Jake ließ sein Glas sinken, bevor er getrunken hatte. „Dein Vater hat dich davon überzeugt, dass es besser für dich ist, allein zu sein?“

„Hauptsächlich.“

Ihr war anzusehen, dass das nur die halbe Wahrheit war. Immerhin öffnete sie sich ein wenig. Jake wollte sie nicht mit Themen verschrecken, über die sie nicht zu sprechen bereit war.

„Weil er Pech in der Liebe gehabt hat?“, wollte er wissen.

„Ich habe meinen Vater so oft verliebt gesehen, dass das Wort für mich seine Bedeutung verloren hat. Mir ist inzwischen klar, dass er in die Liebe verliebt ist. Und dann ist da noch Tabby, meine Schwester“, fügte sie hinzu.

„Älter oder jünger?“

„Älter. Einmal geschieden, zum zweiten Mal verlobt. Bei ihr hat es mit der wahren Liebe auch nicht so richtig geklappt, obwohl es an zahlreichen Versuchen nicht gemangelt hat.“

„Und was ist mit Madeline?“

„Die ist nicht interessiert.“

„Vielleicht irrst du dich.“

„Nein“, sagte sie. „Es lohnt sich nicht.“

Er deutete auf ihr Glas. „Es ist halb voll.“

Sie zeigte auf seines. „Deins ist fast leer.“

„Dem kann ich leicht abhelfen.“ Er nahm den Krug und schenkte sich nach. „Siehst du? Es ist alles eine Frage der Einstellung.“

Maddy runzelte die Stirn, obwohl Jake glaubte, ein amüsiertes Funkeln in ihren Augen gesehen zu haben. Allerdings war es rasch verschwunden, und sie wirkte wieder unnahbar.

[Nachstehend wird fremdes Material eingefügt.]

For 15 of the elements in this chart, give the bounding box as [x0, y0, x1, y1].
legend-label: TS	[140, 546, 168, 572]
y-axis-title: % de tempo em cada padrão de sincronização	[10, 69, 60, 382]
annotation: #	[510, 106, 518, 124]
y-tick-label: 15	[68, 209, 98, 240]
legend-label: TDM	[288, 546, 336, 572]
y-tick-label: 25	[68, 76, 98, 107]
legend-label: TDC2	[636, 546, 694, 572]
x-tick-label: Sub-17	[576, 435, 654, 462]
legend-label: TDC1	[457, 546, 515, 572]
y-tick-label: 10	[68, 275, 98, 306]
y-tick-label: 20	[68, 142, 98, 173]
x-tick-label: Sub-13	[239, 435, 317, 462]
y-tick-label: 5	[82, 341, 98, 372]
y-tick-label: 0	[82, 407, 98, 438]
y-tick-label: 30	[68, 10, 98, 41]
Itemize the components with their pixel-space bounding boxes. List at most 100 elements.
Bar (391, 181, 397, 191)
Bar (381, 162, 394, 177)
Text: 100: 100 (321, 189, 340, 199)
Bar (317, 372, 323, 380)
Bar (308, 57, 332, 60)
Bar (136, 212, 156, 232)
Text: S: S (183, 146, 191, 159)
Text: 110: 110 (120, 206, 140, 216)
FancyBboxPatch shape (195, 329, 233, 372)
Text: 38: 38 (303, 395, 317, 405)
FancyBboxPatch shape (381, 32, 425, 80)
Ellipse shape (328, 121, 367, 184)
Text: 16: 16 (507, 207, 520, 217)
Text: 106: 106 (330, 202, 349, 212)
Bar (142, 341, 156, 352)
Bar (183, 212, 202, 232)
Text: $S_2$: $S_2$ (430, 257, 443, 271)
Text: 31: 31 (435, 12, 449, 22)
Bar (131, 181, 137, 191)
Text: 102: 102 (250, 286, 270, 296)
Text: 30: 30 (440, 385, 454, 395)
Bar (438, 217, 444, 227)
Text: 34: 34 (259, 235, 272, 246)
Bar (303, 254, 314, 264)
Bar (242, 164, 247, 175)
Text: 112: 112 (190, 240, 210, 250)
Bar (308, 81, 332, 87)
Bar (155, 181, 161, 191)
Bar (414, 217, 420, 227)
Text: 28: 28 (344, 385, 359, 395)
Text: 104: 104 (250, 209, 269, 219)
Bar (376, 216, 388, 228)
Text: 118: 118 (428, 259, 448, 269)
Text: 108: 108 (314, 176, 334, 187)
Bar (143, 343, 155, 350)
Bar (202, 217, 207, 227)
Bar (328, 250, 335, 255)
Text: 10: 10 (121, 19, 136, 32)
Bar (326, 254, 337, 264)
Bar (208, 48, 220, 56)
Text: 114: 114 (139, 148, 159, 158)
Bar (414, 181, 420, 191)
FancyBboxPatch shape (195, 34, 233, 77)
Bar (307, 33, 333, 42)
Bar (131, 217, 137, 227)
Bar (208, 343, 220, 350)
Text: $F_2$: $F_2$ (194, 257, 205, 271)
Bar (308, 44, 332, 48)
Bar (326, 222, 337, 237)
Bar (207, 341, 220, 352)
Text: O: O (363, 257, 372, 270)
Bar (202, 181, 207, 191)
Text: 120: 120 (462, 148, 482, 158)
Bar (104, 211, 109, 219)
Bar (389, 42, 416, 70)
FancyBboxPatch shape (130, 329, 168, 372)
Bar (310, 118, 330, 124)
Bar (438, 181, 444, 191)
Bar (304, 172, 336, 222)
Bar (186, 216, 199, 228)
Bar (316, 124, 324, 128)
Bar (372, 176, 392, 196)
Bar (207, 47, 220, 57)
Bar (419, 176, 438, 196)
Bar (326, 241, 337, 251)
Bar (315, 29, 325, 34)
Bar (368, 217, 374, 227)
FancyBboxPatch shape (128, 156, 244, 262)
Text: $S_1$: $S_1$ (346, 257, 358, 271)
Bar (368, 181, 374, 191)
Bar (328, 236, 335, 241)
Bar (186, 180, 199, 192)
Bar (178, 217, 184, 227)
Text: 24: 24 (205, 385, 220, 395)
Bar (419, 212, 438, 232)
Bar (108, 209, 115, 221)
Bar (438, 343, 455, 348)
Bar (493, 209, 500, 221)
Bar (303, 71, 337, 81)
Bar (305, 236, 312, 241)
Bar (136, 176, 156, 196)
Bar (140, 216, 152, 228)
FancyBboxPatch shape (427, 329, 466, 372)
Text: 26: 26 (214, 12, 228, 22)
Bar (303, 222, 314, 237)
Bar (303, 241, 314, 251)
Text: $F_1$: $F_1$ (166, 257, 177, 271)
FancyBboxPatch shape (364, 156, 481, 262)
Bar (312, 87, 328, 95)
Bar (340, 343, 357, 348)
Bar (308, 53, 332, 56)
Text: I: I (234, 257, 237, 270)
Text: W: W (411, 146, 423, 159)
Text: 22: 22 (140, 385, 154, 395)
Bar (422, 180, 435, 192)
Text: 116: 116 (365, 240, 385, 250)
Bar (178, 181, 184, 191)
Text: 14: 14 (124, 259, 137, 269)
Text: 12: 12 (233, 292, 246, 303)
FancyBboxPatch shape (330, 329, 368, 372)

„Die Einstellung ändert gar nichts. Ich weiß überhaupt nicht, weshalb wir darüber sprechen. Wir sind wegen einer Wohltätigkeitsveranstaltung hier, nicht aus privatem Interesse.“ Sie stockte zum ersten Mal für einen kurzen Moment und fügte hinzu: „Oder aus gegenseitiger Anziehung.“

„Sprich nur für dich.“

Ihr Puls beschleunigte sich, was an ihrer Halsschlagader sehr gut zu erkennen war.

„Ich jedenfalls fühle mich sehr zu dir hingezogen, und du kannst mir nicht erzählen, dass du das nicht gemerkt hast.“

Sie schluckte. „Doch, das habe ich. Aber ich nahm an, du seist es gewohnt, Frauen das Gefühl zu geben, dass du sie begehrst. Weil ich so viel bezahlt habe.“ Sie gewann ihr Selbstvertrauen zurück und beugte sich ein wenig über den Tisch. „Jedenfalls hast du mich heute nicht so angesehen.“

„Hast du vergessen, dass ich einem Kerl fast den Kopf abgerissen hätte, weil er dich lüstern angestarrt hat?“

„Das ist etwas anderes. Der war betrunken und …“

„Schweinisch?“

„Genau.“

„Ich bin kein Schwein, sondern ein Gentleman.“ Knisternde Spannung war zwischen ihnen entstanden, und er senkte die Stimme. „Ein Gentleman erklärt einer Frau nicht gleich beim ersten Date, dass er ihre wundervollen Brustwarzen in Zucker tauchen und anschließend an ihnen saugen will, bis die Lady darum bettelt, genommen zu werden.“

Sie erschrak sichtlich, doch es gab kein Zurück mehr für ihn.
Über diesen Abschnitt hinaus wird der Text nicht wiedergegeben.